Die Revision war nicht zuzulassen, da die Voraussetzungen gemäß § 543 Abs. 2 Ziff. 1
oder 2 ZPO nicht vorliegen. Der vorliegenden Rechtssache kommt keine grundsätzliche
Bedeutung zu. Dies gilt auch im Hinblick auf die Rechtsfrage, ob Leistungen nach dem
Grundsicherungsgesetz beim Ehegattenunterhalt auf den Bedarf anrechenbar sind. Betrifft
eine Rechtsfrage auslaufendes Recht, kommt ihr dann grundsätzliche Bedeutung zu, wenn
eine höchstrichterliche Entscheidung gleichwohl für die Zukunft richtungweisend sein kann,
weil entweder noch über eine erhebliche Anzahl von Fällen nach altem Recht zu
entscheiden oder die Frage für das neue Recht weiterhin von Bedeutung ist (BGH NJW
2003, 1943). Dafür, dass noch über eine erhebliche Anzahl von Fällen nach altem Recht zu
entscheiden ist, hat der Senat keine Anhaltspunkte, dies erscheint auch unwahrscheinlich.

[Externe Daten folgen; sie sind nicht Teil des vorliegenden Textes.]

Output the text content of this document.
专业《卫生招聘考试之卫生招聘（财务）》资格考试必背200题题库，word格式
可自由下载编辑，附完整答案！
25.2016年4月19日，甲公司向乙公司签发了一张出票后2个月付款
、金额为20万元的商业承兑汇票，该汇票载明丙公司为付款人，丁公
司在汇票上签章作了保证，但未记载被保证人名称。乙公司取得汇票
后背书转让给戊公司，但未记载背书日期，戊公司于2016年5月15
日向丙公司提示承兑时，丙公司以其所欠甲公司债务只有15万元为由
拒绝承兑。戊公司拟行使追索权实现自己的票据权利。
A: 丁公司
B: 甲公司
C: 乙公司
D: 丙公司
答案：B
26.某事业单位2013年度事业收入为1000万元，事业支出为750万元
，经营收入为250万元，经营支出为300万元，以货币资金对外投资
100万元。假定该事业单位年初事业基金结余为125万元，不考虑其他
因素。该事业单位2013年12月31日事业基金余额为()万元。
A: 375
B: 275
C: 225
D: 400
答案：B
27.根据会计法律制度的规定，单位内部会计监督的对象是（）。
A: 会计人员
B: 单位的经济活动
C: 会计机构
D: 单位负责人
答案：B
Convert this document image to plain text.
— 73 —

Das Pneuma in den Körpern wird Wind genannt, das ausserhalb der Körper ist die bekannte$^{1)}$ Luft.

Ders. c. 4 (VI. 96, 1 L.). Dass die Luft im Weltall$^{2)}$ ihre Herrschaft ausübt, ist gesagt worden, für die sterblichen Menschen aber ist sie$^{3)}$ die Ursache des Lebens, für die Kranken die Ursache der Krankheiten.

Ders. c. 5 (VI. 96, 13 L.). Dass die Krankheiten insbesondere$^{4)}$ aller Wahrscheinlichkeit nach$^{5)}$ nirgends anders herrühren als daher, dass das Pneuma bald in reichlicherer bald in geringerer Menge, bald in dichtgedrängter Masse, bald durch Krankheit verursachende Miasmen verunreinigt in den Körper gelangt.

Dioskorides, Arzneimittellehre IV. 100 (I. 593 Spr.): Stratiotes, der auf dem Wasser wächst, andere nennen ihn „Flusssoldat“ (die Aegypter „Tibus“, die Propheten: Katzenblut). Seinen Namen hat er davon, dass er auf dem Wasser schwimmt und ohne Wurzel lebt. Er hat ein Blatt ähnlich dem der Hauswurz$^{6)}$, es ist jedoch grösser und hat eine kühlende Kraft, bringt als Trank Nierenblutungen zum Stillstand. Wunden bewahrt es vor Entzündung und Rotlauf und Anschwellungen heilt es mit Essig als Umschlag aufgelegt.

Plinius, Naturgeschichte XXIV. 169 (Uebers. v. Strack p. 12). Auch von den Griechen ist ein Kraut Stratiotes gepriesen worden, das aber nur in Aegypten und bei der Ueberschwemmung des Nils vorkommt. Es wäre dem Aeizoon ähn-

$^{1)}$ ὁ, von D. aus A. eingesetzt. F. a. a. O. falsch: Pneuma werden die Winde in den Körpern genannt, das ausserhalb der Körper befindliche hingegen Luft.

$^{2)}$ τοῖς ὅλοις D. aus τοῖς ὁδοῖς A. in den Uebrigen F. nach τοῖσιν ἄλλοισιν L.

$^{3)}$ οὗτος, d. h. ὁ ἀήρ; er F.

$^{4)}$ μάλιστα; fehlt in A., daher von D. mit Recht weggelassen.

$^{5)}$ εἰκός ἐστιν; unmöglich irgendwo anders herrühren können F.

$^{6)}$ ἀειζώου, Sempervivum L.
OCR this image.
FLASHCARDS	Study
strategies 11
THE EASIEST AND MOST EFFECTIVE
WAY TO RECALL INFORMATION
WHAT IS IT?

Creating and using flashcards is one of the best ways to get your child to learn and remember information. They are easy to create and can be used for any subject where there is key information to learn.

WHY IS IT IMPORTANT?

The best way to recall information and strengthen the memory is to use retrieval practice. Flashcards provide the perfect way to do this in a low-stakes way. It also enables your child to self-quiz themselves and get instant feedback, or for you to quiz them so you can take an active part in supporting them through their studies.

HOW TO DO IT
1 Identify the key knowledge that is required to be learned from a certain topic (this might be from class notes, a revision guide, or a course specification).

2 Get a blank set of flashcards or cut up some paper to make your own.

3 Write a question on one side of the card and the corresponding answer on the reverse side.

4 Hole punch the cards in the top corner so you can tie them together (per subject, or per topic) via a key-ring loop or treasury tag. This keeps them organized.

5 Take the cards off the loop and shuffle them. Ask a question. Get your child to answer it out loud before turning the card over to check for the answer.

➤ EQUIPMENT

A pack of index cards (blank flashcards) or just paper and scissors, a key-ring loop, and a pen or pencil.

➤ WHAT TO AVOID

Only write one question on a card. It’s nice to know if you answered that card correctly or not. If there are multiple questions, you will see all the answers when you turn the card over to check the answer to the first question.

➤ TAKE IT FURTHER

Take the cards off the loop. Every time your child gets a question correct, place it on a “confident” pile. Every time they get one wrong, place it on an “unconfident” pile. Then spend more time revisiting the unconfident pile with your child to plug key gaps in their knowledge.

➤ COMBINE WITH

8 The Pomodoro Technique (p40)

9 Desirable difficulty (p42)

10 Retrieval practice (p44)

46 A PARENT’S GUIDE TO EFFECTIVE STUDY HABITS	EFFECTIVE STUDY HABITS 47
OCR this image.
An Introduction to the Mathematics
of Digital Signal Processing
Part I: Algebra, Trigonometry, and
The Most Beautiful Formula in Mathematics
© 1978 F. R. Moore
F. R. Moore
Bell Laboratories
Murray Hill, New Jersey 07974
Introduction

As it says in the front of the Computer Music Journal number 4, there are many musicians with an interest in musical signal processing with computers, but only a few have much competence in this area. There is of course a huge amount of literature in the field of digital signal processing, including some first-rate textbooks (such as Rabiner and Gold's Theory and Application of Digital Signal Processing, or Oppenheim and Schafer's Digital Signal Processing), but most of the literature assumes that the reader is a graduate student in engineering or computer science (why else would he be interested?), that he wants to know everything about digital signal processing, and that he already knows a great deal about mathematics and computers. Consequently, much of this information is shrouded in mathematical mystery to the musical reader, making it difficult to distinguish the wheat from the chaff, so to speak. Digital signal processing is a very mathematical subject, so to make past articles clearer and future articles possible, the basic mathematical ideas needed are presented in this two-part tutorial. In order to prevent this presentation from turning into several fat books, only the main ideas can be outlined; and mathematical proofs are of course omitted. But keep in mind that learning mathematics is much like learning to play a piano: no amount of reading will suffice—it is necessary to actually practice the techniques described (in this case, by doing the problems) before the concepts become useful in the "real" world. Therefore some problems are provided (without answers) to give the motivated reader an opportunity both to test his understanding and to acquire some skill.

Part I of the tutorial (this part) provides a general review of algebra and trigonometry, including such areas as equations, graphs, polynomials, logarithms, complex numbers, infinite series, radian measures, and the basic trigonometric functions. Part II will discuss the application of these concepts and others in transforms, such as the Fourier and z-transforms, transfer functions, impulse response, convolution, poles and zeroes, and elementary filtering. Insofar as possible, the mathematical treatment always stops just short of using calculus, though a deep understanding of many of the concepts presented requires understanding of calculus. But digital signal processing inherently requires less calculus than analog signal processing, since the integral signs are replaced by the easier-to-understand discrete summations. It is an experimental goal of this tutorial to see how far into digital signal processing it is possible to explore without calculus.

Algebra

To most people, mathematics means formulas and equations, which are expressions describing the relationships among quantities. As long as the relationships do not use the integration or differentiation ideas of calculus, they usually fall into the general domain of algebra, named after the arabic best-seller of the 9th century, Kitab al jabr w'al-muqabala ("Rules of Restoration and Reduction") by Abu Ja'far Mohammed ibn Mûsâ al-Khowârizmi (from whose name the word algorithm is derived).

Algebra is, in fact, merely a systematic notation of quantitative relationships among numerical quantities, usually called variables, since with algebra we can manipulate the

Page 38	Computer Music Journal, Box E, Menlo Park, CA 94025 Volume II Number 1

Für das neue Recht ist die Frage nicht von Bedeutung, da die Grundsicherung nunmehr
eindeutig dem Bereich der Sozialhilfe zugeordnet ist. Letztlich handelt es sich vorliegend
um eine Einzelfallentscheidung. Vor diesem Hintergrund erscheint eine Entscheidung des
Revisionsgerichts auch weder zur Fortbildung des Rechts noch Sicherung einer
einheitlichen Rechtsprechung erforderlich.
8.
Die Kostenentscheidung beruht auf § 92 Abs. 1 ZPO. Die Entscheidung über die vorläufige
Vollstreckbarkeit folgt aus §§ 708 Nr. 10 ZPO.